Data Types: `char` | `string`

Tolerance of the direction cosine matrix validity, specified as a scalar. The block considers the direction cosine matrix valid if these conditions are true:

• The transpose of the direction cosine matrix times itself equals `1` within the specified tolerance (`transpose(n)*n == 1±tolerance`).

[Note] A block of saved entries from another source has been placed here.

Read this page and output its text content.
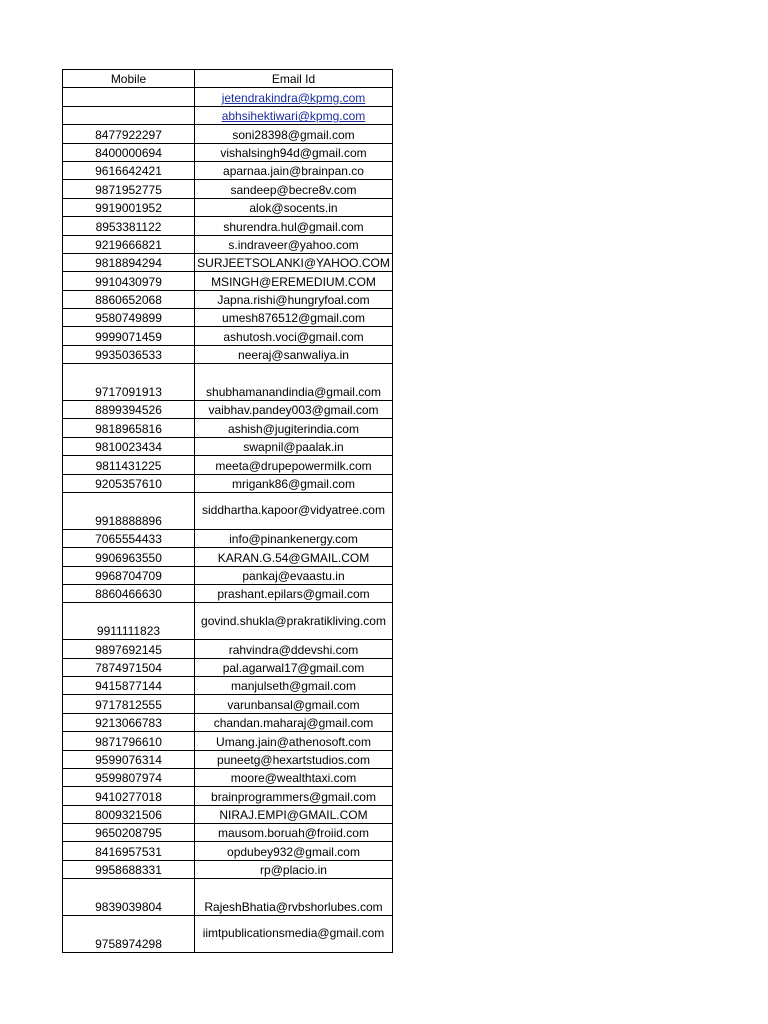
Mobile	Email Id
	jetendrakindra@kpmg.com
	abhsihektiwari@kpmg.com
8477922297	soni28398@gmail.com
8400000694	vishalsingh94d@gmail.com
9616642421	aparnaa.jain@brainpan.co
9871952775	sandeep@becre8v.com
9919001952	alok@socents.in
8953381122	shurendra.hul@gmail.com
9219666821	s.indraveer@yahoo.com
9818894294	SURJEETSOLANKI@YAHOO.COM
9910430979	MSINGH@EREMEDIUM.COM
8860652068	Japna.rishi@hungryfoal.com
9580749899	umesh876512@gmail.com
9999071459	ashutosh.voci@gmail.com
9935036533	neeraj@sanwaliya.in
9717091913	shubhamanandindia@gmail.com
8899394526	vaibhav.pandey003@gmail.com
9818965816	ashish@jugiterindia.com
9810023434	swapnil@paalak.in
9811431225	meeta@drupepowermilk.com
9205357610	mrigank86@gmail.com
9918888896	siddhartha.kapoor@vidyatree.com
7065554433	info@pinankenergy.com
9906963550	KARAN.G.54@GMAIL.COM
9968704709	pankaj@evaastu.in
8860466630	prashant.epilars@gmail.com
9911111823	govind.shukla@prakratikliving.com
9897692145	rahvindra@ddevshi.com
7874971504	pal.agarwal17@gmail.com
9415877144	manjulseth@gmail.com
9717812555	varunbansal@gmail.com
9213066783	chandan.maharaj@gmail.com
9871796610	Umang.jain@athenosoft.com
9599076314	puneetg@hexartstudios.com
9599807974	moore@wealthtaxi.com
9410277018	brainprogrammers@gmail.com
8009321506	NIRAJ.EMPI@GMAIL.COM
9650208795	mausom.boruah@froiid.com
8416957531	opdubey932@gmail.com
9958688331	rp@placio.in
9839039804	RajeshBhatia@rvbshorlubes.com
9758974298	iimtpublicationsmedia@gmail.com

• The determinant of the direction cosine matrix equals `1` within the specified tolerance (`det(n) == 1±tolerance`).

#### Programmatic Use

 Block Parameter: `tolerance` Type: character vector Values: `'eps(2)'` | scalar Default: `'eps(2)'`

Data Types: `double`

## Algorithms

The DCM is defined as a function of a unit quaternion vector by the following:

`$DCM=\left[\begin{array}{ccc}\left({q}_{0}^{2}+{q}_{1}^{2}-{q}_{2}^{2}-{q}_{3}^{2}\right)& 2\left({q}_{1}{q}_{2}+{q}_{0}{q}_{3}\right)& 2\left({q}_{1}{q}_{3}-{q}_{0}{q}_{2}\right)\\ 2\left({q}_{1}{q}_{2}-{q}_{0}{q}_{3}\right)& \left({q}_{0}^{2}-{q}_{1}^{2}+{q}_{2}^{2}-{q}_{3}^{2}\right)& 2\left({q}_{2}{q}_{3}+{q}_{0}{q}_{1}\right)\\ 2\left({q}_{1}{q}_{3}+{q}_{0}{q}_{2}\right)& 2\left({q}_{2}{q}_{3}-{q}_{0}{q}_{1}\right)& \left({q}_{0}^{2}-{q}_{1}^{2}-{q}_{2}^{2}+{q}_{3}^{2}\right)\end{array}\right]$`

Using this representation of the DCM, a number of calculations arrive at the correct quaternion. The first of these is to calculate the trace of the DCM to determine which algorithms are used. If the trace is greater than zero, the quaternion can be automatically calculated. When the trace is less than or equal to zero, the major diagonal element of the DCM with the greatest value must be identified to determine the final algorithm used to calculate the quaternion. Once the major diagonal element is identified, the quaternion is calculated.

## Version History

Introduced before R2006a